Davalı banka vekili, davacının 23/05/2007 tarihli Genel Kredi Sözleşmesi ile 200.000 Euro ticari kredi kullandığını, geri ödemenin 12 taksit olarak 3,5 yıl vadeli yapılacağını, davacının 28/06/2007 tarihinde kredi borcunu bankaya ödediğini.
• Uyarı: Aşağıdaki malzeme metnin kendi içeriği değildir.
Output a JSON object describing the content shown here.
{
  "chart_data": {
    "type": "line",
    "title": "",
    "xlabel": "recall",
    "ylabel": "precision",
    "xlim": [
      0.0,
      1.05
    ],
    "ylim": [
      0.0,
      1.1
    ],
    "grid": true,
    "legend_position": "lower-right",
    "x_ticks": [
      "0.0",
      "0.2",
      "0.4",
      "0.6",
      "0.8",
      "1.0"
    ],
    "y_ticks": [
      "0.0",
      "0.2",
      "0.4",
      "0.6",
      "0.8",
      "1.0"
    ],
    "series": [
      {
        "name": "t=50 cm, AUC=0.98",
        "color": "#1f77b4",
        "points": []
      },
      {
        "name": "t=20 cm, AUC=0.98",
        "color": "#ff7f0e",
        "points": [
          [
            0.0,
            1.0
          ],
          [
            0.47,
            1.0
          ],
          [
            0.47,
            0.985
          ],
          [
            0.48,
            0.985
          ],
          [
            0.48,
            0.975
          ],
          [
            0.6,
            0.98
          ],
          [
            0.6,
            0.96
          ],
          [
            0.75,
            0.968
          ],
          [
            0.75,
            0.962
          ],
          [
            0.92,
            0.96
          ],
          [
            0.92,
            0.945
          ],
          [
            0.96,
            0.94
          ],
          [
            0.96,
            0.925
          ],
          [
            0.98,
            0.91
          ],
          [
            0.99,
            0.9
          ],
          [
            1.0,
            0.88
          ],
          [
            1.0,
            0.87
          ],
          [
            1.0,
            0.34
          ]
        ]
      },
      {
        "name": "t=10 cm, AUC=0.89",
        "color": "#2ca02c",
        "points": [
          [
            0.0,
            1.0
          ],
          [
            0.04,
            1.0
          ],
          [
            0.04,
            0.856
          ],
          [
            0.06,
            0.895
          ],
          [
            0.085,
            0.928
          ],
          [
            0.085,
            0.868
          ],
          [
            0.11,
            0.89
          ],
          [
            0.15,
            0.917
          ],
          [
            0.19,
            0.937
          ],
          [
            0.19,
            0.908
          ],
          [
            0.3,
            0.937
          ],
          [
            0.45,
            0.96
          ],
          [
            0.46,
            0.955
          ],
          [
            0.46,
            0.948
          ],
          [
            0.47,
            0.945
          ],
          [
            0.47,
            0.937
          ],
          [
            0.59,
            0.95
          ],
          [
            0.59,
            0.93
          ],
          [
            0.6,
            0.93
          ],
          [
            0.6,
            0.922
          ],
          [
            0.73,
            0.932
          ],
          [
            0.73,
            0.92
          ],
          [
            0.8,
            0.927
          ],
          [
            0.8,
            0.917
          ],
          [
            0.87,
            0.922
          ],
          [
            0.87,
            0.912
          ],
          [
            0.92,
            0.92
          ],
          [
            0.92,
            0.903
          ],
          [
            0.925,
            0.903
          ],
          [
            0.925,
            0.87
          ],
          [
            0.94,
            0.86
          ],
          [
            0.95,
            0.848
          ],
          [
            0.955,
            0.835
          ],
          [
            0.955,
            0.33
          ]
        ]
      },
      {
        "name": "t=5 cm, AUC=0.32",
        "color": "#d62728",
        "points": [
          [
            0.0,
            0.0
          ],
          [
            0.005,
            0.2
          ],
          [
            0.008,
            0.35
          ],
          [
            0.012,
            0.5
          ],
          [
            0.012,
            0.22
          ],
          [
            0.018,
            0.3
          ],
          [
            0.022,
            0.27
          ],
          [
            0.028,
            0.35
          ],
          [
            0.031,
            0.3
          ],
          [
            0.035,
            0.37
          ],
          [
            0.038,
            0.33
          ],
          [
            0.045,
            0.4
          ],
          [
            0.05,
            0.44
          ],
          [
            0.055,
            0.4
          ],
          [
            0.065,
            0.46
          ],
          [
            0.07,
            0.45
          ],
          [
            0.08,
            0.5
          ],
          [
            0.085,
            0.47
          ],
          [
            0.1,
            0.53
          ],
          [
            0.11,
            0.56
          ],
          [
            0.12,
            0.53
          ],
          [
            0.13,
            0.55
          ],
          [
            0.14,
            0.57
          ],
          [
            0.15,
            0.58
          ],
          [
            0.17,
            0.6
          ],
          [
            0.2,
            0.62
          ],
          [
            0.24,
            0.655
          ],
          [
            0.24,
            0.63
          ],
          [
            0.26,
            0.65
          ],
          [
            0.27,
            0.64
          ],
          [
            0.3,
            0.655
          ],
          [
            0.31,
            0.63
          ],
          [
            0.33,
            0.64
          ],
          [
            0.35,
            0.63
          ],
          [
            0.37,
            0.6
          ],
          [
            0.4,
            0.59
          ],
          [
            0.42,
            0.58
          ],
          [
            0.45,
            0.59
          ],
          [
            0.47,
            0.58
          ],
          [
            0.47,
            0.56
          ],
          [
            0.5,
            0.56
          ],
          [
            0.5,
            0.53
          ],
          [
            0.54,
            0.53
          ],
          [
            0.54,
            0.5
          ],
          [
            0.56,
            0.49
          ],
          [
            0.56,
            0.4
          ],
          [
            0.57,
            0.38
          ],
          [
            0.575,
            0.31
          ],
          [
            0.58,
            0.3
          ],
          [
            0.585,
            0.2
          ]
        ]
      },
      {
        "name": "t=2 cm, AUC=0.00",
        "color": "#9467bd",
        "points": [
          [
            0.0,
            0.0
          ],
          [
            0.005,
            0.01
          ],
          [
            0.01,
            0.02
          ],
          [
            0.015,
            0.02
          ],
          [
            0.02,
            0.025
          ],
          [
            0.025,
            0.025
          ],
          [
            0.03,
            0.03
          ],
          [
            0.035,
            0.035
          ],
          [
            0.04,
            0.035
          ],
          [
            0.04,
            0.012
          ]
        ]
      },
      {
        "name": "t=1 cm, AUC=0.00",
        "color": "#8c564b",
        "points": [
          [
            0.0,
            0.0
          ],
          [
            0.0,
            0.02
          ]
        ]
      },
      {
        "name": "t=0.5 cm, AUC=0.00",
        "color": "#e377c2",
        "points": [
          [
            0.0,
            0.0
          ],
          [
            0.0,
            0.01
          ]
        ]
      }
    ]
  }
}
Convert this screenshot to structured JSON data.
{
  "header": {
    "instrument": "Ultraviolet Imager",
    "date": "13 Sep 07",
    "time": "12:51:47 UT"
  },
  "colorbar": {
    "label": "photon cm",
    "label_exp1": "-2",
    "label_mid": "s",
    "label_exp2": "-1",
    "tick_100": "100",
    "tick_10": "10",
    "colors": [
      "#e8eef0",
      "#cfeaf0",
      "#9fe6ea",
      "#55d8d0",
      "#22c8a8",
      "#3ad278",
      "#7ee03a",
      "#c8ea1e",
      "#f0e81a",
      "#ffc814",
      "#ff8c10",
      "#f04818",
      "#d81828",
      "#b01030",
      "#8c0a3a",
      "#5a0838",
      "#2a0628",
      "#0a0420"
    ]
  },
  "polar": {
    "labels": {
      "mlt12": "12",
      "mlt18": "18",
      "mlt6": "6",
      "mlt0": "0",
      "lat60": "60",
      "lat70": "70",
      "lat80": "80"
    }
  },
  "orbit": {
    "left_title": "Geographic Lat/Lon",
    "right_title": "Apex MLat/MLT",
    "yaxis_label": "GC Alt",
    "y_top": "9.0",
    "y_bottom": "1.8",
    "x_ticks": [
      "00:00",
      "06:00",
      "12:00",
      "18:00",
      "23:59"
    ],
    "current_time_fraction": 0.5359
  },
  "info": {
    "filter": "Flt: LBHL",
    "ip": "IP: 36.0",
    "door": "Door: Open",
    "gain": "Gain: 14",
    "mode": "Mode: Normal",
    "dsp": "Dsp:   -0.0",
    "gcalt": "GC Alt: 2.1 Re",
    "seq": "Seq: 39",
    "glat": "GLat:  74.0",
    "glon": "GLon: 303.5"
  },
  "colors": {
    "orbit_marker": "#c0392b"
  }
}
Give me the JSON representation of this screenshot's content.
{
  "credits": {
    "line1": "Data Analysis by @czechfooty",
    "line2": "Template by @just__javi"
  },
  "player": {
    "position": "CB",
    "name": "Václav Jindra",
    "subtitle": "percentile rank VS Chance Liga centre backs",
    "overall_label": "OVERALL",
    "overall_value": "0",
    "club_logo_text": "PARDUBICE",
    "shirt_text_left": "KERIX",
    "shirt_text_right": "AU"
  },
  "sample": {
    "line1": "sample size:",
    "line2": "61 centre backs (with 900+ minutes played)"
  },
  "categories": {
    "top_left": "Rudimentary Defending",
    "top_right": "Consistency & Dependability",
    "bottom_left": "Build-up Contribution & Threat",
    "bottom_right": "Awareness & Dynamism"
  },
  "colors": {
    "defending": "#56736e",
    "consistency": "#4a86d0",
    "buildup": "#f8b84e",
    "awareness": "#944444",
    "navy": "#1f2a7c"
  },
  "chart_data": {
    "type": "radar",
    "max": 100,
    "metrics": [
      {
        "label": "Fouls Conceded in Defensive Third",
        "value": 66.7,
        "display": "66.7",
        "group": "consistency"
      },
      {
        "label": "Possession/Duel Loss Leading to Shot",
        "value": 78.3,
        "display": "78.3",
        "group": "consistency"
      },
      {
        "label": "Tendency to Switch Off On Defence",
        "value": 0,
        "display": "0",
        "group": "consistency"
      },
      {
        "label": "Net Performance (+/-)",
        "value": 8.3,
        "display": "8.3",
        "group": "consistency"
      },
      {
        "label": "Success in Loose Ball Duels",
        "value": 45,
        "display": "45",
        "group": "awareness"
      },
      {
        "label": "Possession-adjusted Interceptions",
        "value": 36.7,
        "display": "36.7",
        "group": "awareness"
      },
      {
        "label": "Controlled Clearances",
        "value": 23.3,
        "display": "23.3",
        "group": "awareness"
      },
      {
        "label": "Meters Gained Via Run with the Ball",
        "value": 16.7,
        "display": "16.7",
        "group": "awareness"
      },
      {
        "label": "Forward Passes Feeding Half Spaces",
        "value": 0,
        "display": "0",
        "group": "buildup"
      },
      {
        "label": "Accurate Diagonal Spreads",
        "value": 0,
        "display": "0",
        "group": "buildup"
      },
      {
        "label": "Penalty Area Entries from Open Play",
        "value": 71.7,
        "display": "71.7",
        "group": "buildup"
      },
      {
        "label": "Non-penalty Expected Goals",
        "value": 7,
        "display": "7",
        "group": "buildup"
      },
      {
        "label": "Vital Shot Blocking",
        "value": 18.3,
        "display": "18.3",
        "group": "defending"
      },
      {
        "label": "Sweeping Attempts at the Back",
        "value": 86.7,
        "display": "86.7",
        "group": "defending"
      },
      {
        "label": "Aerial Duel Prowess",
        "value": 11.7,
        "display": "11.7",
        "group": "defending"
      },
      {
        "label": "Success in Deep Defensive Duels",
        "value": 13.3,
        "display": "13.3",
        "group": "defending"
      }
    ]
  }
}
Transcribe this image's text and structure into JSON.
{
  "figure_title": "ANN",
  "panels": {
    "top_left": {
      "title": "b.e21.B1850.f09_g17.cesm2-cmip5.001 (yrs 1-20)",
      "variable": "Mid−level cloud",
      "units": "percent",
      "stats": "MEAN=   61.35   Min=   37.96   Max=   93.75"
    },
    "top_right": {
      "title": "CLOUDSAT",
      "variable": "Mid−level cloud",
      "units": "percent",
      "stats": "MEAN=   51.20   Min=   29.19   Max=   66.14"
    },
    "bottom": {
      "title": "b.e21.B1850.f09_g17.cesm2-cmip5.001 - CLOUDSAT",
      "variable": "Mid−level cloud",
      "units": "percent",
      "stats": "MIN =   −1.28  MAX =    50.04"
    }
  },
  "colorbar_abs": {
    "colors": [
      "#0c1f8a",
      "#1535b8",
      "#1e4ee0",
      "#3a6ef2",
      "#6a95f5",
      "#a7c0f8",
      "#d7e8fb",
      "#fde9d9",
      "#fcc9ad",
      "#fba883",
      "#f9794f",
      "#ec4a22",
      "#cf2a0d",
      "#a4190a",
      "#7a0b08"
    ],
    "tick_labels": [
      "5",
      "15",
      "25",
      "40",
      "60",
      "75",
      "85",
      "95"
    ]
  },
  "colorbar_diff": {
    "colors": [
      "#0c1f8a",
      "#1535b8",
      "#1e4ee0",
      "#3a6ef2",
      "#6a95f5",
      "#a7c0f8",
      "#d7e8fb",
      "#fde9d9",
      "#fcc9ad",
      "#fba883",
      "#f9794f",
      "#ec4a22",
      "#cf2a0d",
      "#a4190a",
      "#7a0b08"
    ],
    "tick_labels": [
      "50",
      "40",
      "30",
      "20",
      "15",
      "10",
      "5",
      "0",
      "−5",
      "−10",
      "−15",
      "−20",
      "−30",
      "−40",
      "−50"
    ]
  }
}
Genel Kredi Sözleşmesi'nin 15.6 maddesi gereğince erken kapama komisyonunun tahsil edilmesinin sözleşmeye uygun olduğunu savunarak, davanın reddini istemiştir.
Mahkemece, toplanan delillere ve benimsenen bilirkişi raporuna dayanılarak, taraflar arasında imzalanmış Genel Kredi Sözleşmesi gereği kullanılan Dövize endeksli Ticari Kredinin erken ödenmesi üzerine davacının hesabından erken ödeme ücreti olarak ihbarda bulunmaksızın ücret kesilmesinin Genel Kredi Sözleşmesi'nde düzenlenmiş olduğu, bu düzenlenmenin hukuka ve emredici hukuk kurallarına aykırı olmadığı gerekçesiyle davanın reddine karar verilmiştir.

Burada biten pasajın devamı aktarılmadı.